One key dream involves surface parking lots at the corner of Vine Street and Central Parkway. At a June 2003 street fair celebrating successful fund-raising by the Art Academy of Cincinnati in its campaign to buy and renovate two Over-the-Rhine buildings for its new home, Councilman Jim Tarbell described the spot as "where the Over-the-Rhine renaissance continues or comes to a crashing halt."
Six months after the Art Academy's summertime celebration, Tarbell has the chance to turn development fantasy into concrete reality. In September 2003, Cincinnati City Council approved a deal to build a city garage on the northeast corner of the intersection of Vine Street and Central Parkway. Tarbell's current campaign is to convince fellow council members to approve the additional funding necessary for the garage to become more than just a garage.
"What's most important for me is how it progresses as a development and not just a garage," Tarbell says, speaking recently from his City Hall office while an Urban Design Review meeting in another room considers the project's latest renderings.
Tarbell envisions housing along the Vine Street side of the garage project, perhaps 25 units, and some space for first-floor retail.

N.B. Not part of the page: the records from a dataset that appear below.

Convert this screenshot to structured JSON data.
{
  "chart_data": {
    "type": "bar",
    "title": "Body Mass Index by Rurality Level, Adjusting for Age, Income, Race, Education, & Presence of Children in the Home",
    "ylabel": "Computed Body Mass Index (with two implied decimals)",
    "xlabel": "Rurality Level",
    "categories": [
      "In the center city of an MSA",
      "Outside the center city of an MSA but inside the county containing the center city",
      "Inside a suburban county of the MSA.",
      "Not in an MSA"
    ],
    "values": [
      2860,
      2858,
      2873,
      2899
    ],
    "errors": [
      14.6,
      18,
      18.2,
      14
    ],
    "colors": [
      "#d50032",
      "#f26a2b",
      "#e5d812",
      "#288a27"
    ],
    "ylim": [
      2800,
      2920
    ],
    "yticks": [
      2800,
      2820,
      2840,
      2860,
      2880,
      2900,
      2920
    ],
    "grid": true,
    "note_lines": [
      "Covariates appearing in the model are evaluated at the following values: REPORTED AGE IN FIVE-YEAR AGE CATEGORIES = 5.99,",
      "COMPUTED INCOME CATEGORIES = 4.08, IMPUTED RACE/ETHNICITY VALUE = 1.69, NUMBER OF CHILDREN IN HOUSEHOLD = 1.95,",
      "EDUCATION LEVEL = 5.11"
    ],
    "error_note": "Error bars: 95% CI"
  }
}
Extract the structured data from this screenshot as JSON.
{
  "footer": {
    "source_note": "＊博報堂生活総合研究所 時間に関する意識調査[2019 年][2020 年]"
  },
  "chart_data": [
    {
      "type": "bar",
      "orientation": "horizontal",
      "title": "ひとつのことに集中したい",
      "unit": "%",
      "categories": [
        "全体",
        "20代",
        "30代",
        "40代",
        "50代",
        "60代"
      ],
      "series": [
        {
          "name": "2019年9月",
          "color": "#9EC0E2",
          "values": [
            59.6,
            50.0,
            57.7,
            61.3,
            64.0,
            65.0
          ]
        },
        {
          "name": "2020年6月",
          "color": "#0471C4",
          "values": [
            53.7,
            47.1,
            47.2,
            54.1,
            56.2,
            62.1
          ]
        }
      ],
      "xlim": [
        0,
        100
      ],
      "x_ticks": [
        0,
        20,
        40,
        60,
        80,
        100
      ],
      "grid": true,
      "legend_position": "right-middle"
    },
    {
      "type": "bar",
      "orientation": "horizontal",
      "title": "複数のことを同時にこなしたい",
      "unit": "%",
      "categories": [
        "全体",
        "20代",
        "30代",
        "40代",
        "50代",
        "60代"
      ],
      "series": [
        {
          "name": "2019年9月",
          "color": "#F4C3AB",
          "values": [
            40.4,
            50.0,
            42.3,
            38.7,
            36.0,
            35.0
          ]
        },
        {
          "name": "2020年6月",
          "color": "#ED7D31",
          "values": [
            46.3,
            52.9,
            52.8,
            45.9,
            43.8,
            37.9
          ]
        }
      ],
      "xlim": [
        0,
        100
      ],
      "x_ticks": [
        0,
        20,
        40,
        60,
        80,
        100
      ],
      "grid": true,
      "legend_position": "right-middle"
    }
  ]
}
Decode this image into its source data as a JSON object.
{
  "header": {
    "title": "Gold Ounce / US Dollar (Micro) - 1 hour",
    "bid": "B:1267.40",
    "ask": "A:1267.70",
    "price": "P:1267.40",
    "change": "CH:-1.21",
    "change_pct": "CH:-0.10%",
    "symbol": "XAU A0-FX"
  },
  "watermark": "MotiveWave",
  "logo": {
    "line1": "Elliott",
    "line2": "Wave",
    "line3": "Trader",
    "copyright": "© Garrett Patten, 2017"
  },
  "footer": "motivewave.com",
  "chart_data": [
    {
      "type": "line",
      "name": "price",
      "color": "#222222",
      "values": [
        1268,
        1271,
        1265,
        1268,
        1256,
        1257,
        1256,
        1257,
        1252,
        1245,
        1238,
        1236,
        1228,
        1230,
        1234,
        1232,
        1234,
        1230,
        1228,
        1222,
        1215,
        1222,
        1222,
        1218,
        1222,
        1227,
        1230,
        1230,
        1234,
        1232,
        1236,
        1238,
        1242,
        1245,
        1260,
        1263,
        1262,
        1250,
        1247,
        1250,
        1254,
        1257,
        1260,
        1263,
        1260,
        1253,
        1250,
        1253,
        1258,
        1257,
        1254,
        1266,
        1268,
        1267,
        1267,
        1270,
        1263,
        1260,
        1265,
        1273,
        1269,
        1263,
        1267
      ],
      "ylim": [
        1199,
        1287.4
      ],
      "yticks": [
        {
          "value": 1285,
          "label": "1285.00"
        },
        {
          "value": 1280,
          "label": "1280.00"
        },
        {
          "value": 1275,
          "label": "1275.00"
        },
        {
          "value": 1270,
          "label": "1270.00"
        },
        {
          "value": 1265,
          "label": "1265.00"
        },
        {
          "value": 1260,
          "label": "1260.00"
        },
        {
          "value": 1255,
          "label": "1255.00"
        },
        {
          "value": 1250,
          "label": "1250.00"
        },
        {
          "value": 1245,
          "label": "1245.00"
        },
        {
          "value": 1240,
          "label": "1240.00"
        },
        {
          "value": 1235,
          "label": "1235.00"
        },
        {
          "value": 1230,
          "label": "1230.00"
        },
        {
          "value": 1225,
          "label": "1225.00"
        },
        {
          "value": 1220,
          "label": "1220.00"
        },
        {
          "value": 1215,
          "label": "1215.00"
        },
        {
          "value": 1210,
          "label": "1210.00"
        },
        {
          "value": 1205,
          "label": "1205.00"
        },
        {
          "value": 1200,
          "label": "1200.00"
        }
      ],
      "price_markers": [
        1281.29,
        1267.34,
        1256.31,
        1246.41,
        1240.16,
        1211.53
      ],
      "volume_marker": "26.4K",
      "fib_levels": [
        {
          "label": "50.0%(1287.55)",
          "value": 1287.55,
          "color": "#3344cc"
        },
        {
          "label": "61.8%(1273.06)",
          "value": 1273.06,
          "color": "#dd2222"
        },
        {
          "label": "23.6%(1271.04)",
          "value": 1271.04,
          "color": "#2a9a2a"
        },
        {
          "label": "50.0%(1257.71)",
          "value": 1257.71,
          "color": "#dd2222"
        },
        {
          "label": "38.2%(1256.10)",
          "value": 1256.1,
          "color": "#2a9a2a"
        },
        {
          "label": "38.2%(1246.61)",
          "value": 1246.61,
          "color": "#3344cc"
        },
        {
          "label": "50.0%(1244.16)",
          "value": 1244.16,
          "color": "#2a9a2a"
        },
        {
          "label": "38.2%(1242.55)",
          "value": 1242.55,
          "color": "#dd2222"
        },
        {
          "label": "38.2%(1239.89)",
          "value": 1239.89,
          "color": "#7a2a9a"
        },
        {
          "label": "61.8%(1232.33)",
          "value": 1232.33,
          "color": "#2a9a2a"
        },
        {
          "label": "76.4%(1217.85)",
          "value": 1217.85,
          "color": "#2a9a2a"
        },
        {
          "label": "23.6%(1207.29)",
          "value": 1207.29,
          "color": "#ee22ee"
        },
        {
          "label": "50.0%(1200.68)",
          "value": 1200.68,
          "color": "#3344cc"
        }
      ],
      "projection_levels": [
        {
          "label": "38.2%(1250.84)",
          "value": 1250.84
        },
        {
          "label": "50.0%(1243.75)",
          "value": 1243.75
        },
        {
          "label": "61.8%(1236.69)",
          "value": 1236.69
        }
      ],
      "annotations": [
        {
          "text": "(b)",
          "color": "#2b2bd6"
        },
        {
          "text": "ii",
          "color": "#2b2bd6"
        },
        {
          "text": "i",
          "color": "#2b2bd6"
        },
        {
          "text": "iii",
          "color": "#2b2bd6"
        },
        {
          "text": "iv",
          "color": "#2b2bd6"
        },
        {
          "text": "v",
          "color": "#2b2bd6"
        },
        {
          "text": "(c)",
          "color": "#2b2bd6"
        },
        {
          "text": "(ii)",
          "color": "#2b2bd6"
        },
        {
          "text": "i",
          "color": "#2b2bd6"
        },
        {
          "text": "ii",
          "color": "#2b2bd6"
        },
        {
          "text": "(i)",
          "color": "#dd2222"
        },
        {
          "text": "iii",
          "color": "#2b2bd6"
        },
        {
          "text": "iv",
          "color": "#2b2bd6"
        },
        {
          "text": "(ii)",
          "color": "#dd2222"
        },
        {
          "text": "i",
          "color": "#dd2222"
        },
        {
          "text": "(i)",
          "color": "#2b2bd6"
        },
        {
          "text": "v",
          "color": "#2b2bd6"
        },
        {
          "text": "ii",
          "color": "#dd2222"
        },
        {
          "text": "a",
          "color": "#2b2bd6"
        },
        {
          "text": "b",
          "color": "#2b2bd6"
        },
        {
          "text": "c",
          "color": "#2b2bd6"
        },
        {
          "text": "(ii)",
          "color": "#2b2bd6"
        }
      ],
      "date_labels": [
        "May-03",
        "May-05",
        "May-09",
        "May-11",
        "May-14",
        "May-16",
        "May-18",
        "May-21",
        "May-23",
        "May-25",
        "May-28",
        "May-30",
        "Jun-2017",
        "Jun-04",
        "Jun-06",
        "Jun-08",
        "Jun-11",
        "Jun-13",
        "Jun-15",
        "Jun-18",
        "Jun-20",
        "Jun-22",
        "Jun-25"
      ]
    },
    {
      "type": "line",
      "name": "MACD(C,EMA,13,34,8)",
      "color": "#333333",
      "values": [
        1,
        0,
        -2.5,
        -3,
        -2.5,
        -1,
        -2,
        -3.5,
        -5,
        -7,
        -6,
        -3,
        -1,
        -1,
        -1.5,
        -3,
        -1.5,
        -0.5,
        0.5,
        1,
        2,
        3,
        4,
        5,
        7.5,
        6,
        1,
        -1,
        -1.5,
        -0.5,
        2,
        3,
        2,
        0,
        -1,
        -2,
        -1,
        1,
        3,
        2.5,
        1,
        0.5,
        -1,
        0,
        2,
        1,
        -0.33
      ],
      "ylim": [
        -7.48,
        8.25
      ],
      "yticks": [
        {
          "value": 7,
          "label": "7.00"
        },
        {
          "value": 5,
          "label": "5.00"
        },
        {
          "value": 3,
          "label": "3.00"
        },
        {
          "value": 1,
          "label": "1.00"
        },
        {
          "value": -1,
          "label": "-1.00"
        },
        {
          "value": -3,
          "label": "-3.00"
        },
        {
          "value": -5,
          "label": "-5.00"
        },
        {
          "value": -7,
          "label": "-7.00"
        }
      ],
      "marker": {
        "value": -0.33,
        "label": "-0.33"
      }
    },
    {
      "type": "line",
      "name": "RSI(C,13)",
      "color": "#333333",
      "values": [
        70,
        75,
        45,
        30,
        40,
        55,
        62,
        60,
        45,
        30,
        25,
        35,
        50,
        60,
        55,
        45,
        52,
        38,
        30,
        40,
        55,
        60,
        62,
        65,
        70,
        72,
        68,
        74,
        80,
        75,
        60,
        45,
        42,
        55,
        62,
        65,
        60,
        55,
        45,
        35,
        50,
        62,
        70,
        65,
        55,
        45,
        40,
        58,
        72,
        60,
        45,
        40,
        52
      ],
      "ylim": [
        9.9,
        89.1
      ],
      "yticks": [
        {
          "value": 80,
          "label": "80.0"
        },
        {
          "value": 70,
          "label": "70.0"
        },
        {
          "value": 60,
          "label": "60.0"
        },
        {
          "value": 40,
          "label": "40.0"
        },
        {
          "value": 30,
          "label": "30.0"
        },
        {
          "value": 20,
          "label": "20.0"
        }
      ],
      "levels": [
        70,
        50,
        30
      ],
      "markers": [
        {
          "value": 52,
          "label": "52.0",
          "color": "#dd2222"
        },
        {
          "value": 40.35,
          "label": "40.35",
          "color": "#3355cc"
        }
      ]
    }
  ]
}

"I wanted to have housing on the Central Parkway side, but the chance for that is minimal due to costs and the fact that drawings have already been completed," he says. "Now I need to get my colleagues to agree on the funding gap for the housing."
The relocation of the Art Academy to Over-the-Rhine represents the most significant investment in the historic neighborhood in recent years: $10.5 million for a new 120,000-square-foot home for students and faculty. Yet the new garage for Kroger has little to do with the Art Academy and its investment in the neighborhood. As is often the case with city-funded projects, a member of the corporate community carries the power and influence.
While Art Academy leaders were raising money for their Over-the-Rhine relocation, Kroger executives threatened to take their 1,200 downtown workers outside the city unless funding was approved to help build a garage for employees' daytime parking needs. Like many City Hall deals, the process has been complicated and politically charged, involving land owned by Kroger and a structure that reverts to Kroger ownership after debts are paid.
Still, after debate and compromises, the Kroger garage will be built by a March 2005 deadline.
The undecided factors include the garage's final plans and, more importantly, how the parking spaces will be divided between Kroger and its surrounding neighbors, the Art Academy and Ensemble Theatre of Cincinnati (ETC).
ETC Producing Artistic Director D. Lynn Myers is busy in rehearsals for A Lesson Before Dying, a story set in 1940s Cajun Country about a young innocent man on Death Row and a schoolteacher hired to "teach him to die like a man." Still, she continues to think about the impending garage at the theater's front door.
Myers admits that ETC is in a good position to bargain with Kroger since the theater needs parking in the evening. Her main concern is where ETC patrons will park during the garage's construction -- right now they use the surface lots.
Art Academy President Greg Smith faces greater challenges. He needs daytime spaces for students and faculty, and he's uncertain how many, if any, of the garage's spaces will be available to his organization.
For the moment, Tarbell is pushing to complete the garage's design.
"I'm focusing on how bold a look it should have," he says. "It should look like a gateway. I'm thinking something along the ghost of Gaudi or a type of curtain, a medallion or a piece of sculpture that announces, 'This as an arts district.' "
These design ideas all require money. The Art Academy, a small private college, has already paid a princely sum for its new digs. Will Kroger follow suit?